Black and Grey Tattoos
Gallery of black and grey style tattoos that can be filtered by subject, body part and size.read more
Black and grey tattoos are similar to realism tattooing, but instead of using color, this style only uses black with a heavy use of shading. Is used to create some type of 3D effect without using color.
As the name suggests, this technique combines solid black ink with shades of grey. There are strong ties between the birth of modern "black and grey" tattoos and prison culture, especially in Mexico and the United States.
Tattooing is banned in prisons, so inmates resort to creating their own machines and inks. Charcoal, cigarette ash and black pen ink are often mixed with water and applied into the skin. Diluting solid black with water leads to a "wash" effect of grey tones, adding depth and dimension to 2D tattoos. What began as an experimental necessity for inmates soon became a sought-after technique in the industry.
Originally called "jailhouse style" tattooing in the west, the technique was adopted by licensed tattooers and re-named "black and grey". Ink manufacturers now sell a wide range of grey tones. While some tattooers still dilute black with distilled water, the use of solid grey inks is preferred for a longer lasting look. This shading technique is prevalent all over the world, found in a wide range of aesthetic styles.

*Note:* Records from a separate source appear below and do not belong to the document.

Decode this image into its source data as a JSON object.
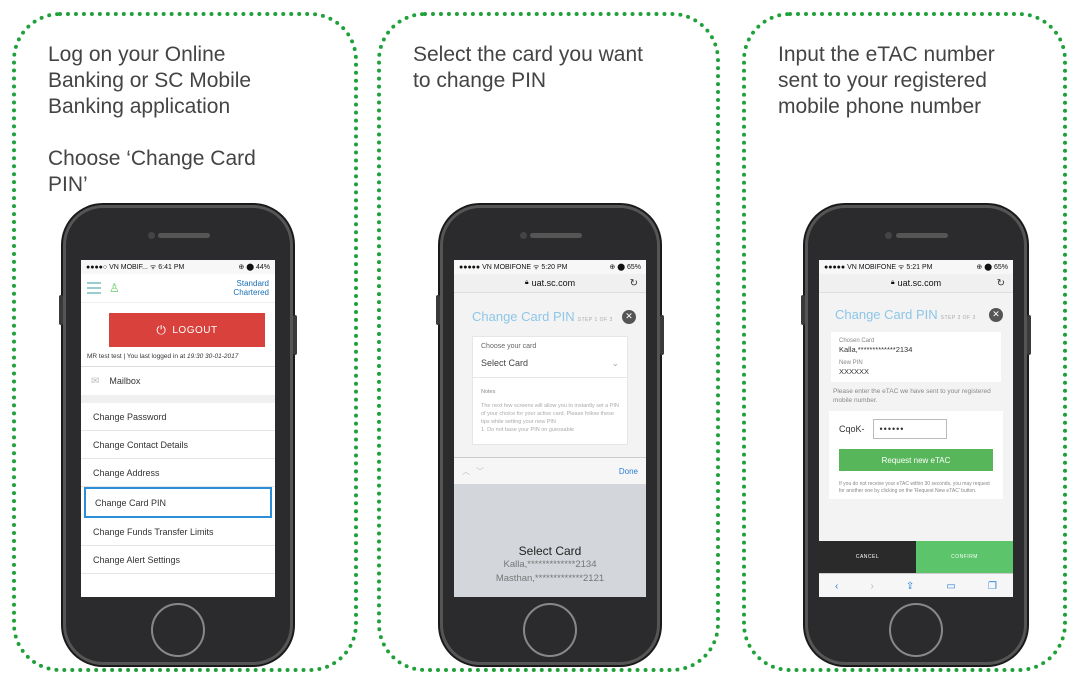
{
  "steps": [
    {
      "caption": "Log on your Online\nBanking or SC Mobile\nBanking application\n\nChoose ‘Change Card\nPIN’",
      "phone": {
        "status_left": "●●●●○ VN MOBIF...  ᯤ  6:41 PM",
        "status_right": "⊕ ⬤ 44%",
        "brand_line1": "Standard",
        "brand_line2": "Chartered",
        "logout_label": "LOGOUT",
        "last_login_text": "MR test test | You last logged in at",
        "last_login_time": "19:30 30-01-2017",
        "mailbox_label": "Mailbox",
        "menu_items": [
          "Change Password",
          "Change Contact Details",
          "Change Address",
          "Change Card PIN",
          "Change Funds Transfer Limits",
          "Change Alert Settings"
        ],
        "selected_item": "Change Card PIN"
      }
    },
    {
      "caption": "Select the card you want\nto change PIN",
      "phone": {
        "status_left": "●●●●● VN MOBIFONE  ᯤ  5:20 PM",
        "status_right": "⊕ ⬤ 65%",
        "url": "uat.sc.com",
        "title": "Change Card PIN",
        "step": "STEP 1 OF 3",
        "choose_label": "Choose your card",
        "select_label": "Select Card",
        "notes_title": "Notes",
        "notes_text": "The next few screens will allow you to instantly set a PIN of your choice for your active card. Please follow these tips while setting your new PIN",
        "notes_tip": "1.  Do not base your PIN on guessable",
        "done_label": "Done",
        "picker_title": "Select Card",
        "picker_options": [
          "Kalla,*************2134",
          "Masthan,*************2121"
        ]
      }
    },
    {
      "caption": "Input the eTAC number\nsent to your registered\nmobile phone number",
      "phone": {
        "status_left": "●●●●● VN MOBIFONE  ᯤ  5:21 PM",
        "status_right": "⊕ ⬤ 65%",
        "url": "uat.sc.com",
        "title": "Change Card PIN",
        "step": "STEP 3 OF 3",
        "chosen_card_label": "Chosen Card",
        "chosen_card_value": "Kalla,*************2134",
        "new_pin_label": "New PIN",
        "new_pin_value": "XXXXXX",
        "etac_message": "Please enter the eTAC we have sent to your registered mobile number.",
        "etac_prefix": "CqoK-",
        "etac_value": "••••••",
        "request_label": "Request new eTAC",
        "resend_note": "If you do not receive your eTAC within 30 seconds, you may request for another one by clicking on the 'Request New eTAC' button.",
        "cancel_label": "CANCEL",
        "confirm_label": "CONFIRM"
      }
    }
  ],
  "colors": {
    "border": "#1fa13a",
    "logout": "#d9413c",
    "accent_blue": "#2a8fd8",
    "green_button": "#57b65a"
  }
}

According to some tattooers specializing in black and grey tattoos, these tattoos often look best in photos versus real life. This is not to say that a black and grey tattoos cannot be outstanding, it just means that it's very easy to adjust the contrast in a photo to make the blacks darker and make the piece more vibrant, but in real life, black and grey tattoos often heal much softer. Understanding that tattoos are pieces of art that change over time, and that your skin is going to look different than a canvas, will help you adjust your expectations.